The Ladies Professional Golf Association (LPGA) and the Ladies European Tour (LET) have announced they will embark on a joint venture aimed at growing the women’s game.
The LPGA and LET may be rival tours on either side of the Atlantic Ocean vying to attract the best female golfers in the world, but the European Tour are the poorer of the relations fighting to attract big names and stage weekly events.
The women’s game as a whole continues to lag behind the PGA Tour and European Tour quite significantly in terms of prize funds, although the LPGA stands up significantly more impressively than its cousin the LET does.
But officials involved in both of the governing bodies—the LPGA and LET—will work together to improve the female tour product, particularly in Europe and the rest of the world by harnessing the global attraction the LPGA almost boasts.

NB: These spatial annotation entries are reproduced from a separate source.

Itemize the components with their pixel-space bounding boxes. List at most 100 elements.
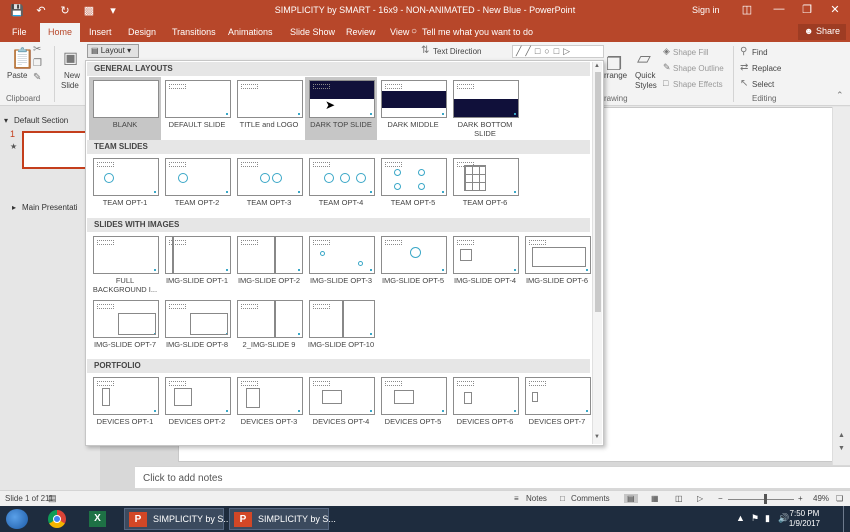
shapes-icon[interactable]: ╱╱□○□▷ <box>516 46 574 57</box>
main-section-label[interactable]: Main Presentati <box>22 203 78 212</box>
layout-option[interactable]: IMG-SLIDE OPT-7 <box>89 297 161 363</box>
system-clock[interactable]: 7:50 PM 1/9/2017 <box>789 509 820 529</box>
quick-styles-icon[interactable]: ▱ <box>637 48 651 69</box>
tab-file[interactable]: File <box>12 27 27 37</box>
layout-option[interactable]: TEAM OPT-5 <box>377 155 449 221</box>
tab-animations[interactable]: Animations <box>228 27 273 37</box>
editor-scrollbar[interactable]: ▲ ▼ <box>832 107 850 465</box>
tab-view[interactable]: View <box>390 27 409 37</box>
shape-effects-label[interactable]: Shape Effects <box>673 80 723 89</box>
layout-option[interactable]: DARK MIDDLE <box>377 77 449 143</box>
gallery-scroll-thumb[interactable] <box>595 72 601 312</box>
layout-option[interactable]: TEAM OPT-2 <box>161 155 233 221</box>
notes-pane[interactable]: Click to add notes <box>135 466 850 488</box>
copy-icon[interactable]: ❐ <box>33 58 42 69</box>
shape-effects-icon[interactable]: □ <box>663 78 668 88</box>
notes-icon[interactable]: ≡ <box>514 494 519 503</box>
zoom-percent[interactable]: 49% <box>813 494 829 503</box>
layout-option[interactable]: DEVICES OPT-3 <box>233 374 305 440</box>
volume-icon[interactable]: 🔊 <box>778 513 789 524</box>
collapse-ribbon-icon[interactable]: ⌃ <box>836 90 844 101</box>
slideshow-view-icon[interactable]: ▷ <box>697 494 703 503</box>
new-slide-label-2[interactable]: Slide <box>61 81 79 90</box>
battery-icon[interactable]: ▮ <box>765 513 770 524</box>
zoom-slider[interactable] <box>728 499 794 500</box>
zoom-in-icon[interactable]: + <box>798 494 803 503</box>
tab-insert[interactable]: Insert <box>89 27 112 37</box>
tell-me-search[interactable]: Tell me what you want to do <box>422 27 533 37</box>
layout-option[interactable]: DEVICES OPT-6 <box>449 374 521 440</box>
taskbar-window-1[interactable]: P SIMPLICITY by S... <box>124 508 231 530</box>
layout-option[interactable]: IMG-SLIDE OPT-4 <box>449 233 521 299</box>
previous-slide-icon[interactable]: ▲ <box>838 432 845 439</box>
scroll-down-icon[interactable]: ▼ <box>594 434 600 440</box>
layout-option[interactable]: DEVICES OPT-7 <box>521 374 593 440</box>
find-label[interactable]: Find <box>752 48 768 57</box>
section-collapse-icon[interactable]: ▾ <box>4 116 8 125</box>
minimize-icon[interactable]: — <box>772 3 786 15</box>
quick-styles-label[interactable]: Quick <box>635 71 655 80</box>
windows-start-icon[interactable] <box>6 509 28 529</box>
shape-fill-label[interactable]: Shape Fill <box>673 48 709 57</box>
default-section-label[interactable]: Default Section <box>14 116 68 125</box>
excel-icon[interactable]: X <box>84 508 112 530</box>
tab-slide-show[interactable]: Slide Show <box>290 27 335 37</box>
section-expand-icon[interactable]: ▸ <box>12 203 16 212</box>
layout-option[interactable]: IMG-SLIDE OPT-3 <box>305 233 377 299</box>
shapes-gallery[interactable]: ╱╱□○□▷ <box>512 45 604 58</box>
shape-outline-icon[interactable]: ✎ <box>663 62 671 73</box>
select-icon[interactable]: ↖ <box>740 78 748 89</box>
layout-option[interactable]: DEVICES OPT-2 <box>161 374 233 440</box>
text-direction-label[interactable]: Text Direction <box>433 47 481 56</box>
cut-icon[interactable]: ✂ <box>33 44 41 55</box>
layout-button[interactable]: ▤ Layout ▾ <box>87 44 139 58</box>
tab-design[interactable]: Design <box>128 27 156 37</box>
fit-slide-icon[interactable]: ❏ <box>836 494 843 503</box>
comments-icon[interactable]: □ <box>560 494 565 503</box>
show-desktop-button[interactable] <box>843 506 844 532</box>
layout-option[interactable]: IMG-SLIDE OPT-2 <box>233 233 305 299</box>
reading-view-icon[interactable]: ◫ <box>675 494 683 503</box>
layout-option[interactable]: DEVICES OPT-4 <box>305 374 377 440</box>
layout-option[interactable]: TEAM OPT-4 <box>305 155 377 221</box>
zoom-slider-thumb[interactable] <box>763 494 767 504</box>
layout-option[interactable]: IMG-SLIDE OPT-6 <box>521 233 593 299</box>
zoom-out-icon[interactable]: − <box>718 494 723 503</box>
restore-icon[interactable]: ❐ <box>800 3 814 16</box>
layout-option[interactable]: BLANK <box>89 77 161 143</box>
layout-option[interactable]: 2_IMG-SLIDE 9 <box>233 297 305 363</box>
layout-option[interactable]: DEVICES OPT-5 <box>377 374 449 440</box>
arrange-label[interactable]: rrange <box>604 71 627 80</box>
tab-review[interactable]: Review <box>346 27 376 37</box>
share-button[interactable]: ☻ Share <box>797 24 846 40</box>
layout-option[interactable]: DARK TOP SLIDE <box>305 77 377 143</box>
scroll-up-icon[interactable]: ▲ <box>594 63 600 69</box>
layout-option[interactable]: IMG-SLIDE OPT-5 <box>377 233 449 299</box>
text-direction-icon[interactable]: ⇅ <box>421 45 429 56</box>
slide-sorter-icon[interactable]: ▦ <box>651 494 659 503</box>
taskbar-window-2[interactable]: P SIMPLICITY by S... <box>229 508 336 530</box>
layout-option[interactable]: IMG-SLIDE OPT-10 <box>305 297 377 363</box>
select-label[interactable]: Select <box>752 80 774 89</box>
replace-icon[interactable]: ⇄ <box>740 62 748 73</box>
layout-option[interactable]: DEVICES OPT-1 <box>89 374 161 440</box>
sign-in-link[interactable]: Sign in <box>692 5 720 15</box>
tray-arrow-icon[interactable]: ▲ <box>736 513 745 523</box>
new-slide-label[interactable]: New <box>64 71 80 80</box>
gallery-scrollbar[interactable]: ▲ ▼ <box>592 62 602 444</box>
paste-icon[interactable]: 📋 <box>10 46 35 71</box>
layout-option[interactable]: TITLE and LOGO <box>233 77 305 143</box>
normal-view-icon[interactable]: ▤ <box>624 494 638 503</box>
shape-outline-label[interactable]: Shape Outline <box>673 64 724 73</box>
comments-toggle[interactable]: Comments <box>571 494 610 503</box>
layout-option[interactable]: DARK BOTTOM SLIDE <box>449 77 521 143</box>
spelling-icon[interactable]: ▤ <box>48 493 57 504</box>
layout-option[interactable]: FULL BACKGROUND I... <box>89 233 161 299</box>
quick-styles-label-2[interactable]: Styles <box>635 81 657 90</box>
shape-fill-icon[interactable]: ◈ <box>663 46 670 57</box>
layout-option[interactable]: IMG-SLIDE OPT-1 <box>161 233 233 299</box>
layout-option[interactable]: IMG-SLIDE OPT-8 <box>161 297 233 363</box>
find-icon[interactable]: ⚲ <box>740 46 747 57</box>
layout-option[interactable]: TEAM OPT-6 <box>449 155 521 221</box>
layout-option[interactable]: TEAM OPT-3 <box>233 155 305 221</box>
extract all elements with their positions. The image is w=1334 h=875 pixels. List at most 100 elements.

In a joint announcement made, the LPGA and LET said they have formed “a long-term partnership to significantly grow awareness, sponsor support, and professional playing opportunities for women in Europe” with the work already have started over the last two months prior to the arrangement being formally revealed.
LET Board Chair Marta Figueras-Dotti added: “Two teams, joining for one common purpose, will create opportunities we simply could not have pursued on our own.
“At its foundation, this joint venture is about creating opportunities for our members to pursue their passion, and their careers as professional athletes.
“In just the 60 days since we began working on this joint venture, we have already seen a dramatic impact on our LET Tour schedule—an impact that will be a positive result for virtually all of our LET Members.”
A lack of sponsorship and prize money has left some of the LET events in doubt for 2020 onwards, but the impact of working together with the LPGA—a decision which was officially voted through at the LET Annual Membership Meeting in Spain this week—is reaping some early benefits.
It is hoped the partnership will help “push women’s professional golf to new heights in Europe and around the world” as “their shared vision for the future of women’s professional golf and growth of the game, provides the core ingredients to ignite a tour loaded with upside potential.”
To achieve that, the LET calendar will be expanded from the 20 events staged in 2019 and a pathway will be created to the LPGA for the players enjoying most success.
LPGA Commissioner Michael Whan said: “This is an exciting next step for the LPGA’s mission to provide more opportunities for women in this game.
“Over the past 10 years, the LPGA has had tremendous success partnering with other golf stakeholders, including the USGA, PGA Tour, European Tour, R&A and PGA of America, to enhance opportunities for women worldwide.
“We are thrilled to deepen our relationship with the Ladies European Tour in an effort to create the strongest possible women’s tour in Europe.
“We have experienced incredible growth in women’s golf in the U.S., and this is an extraordinary opportunity to accelerate and expand the game in Europe as well. I’m excited that this is something we will build together, with the LET.”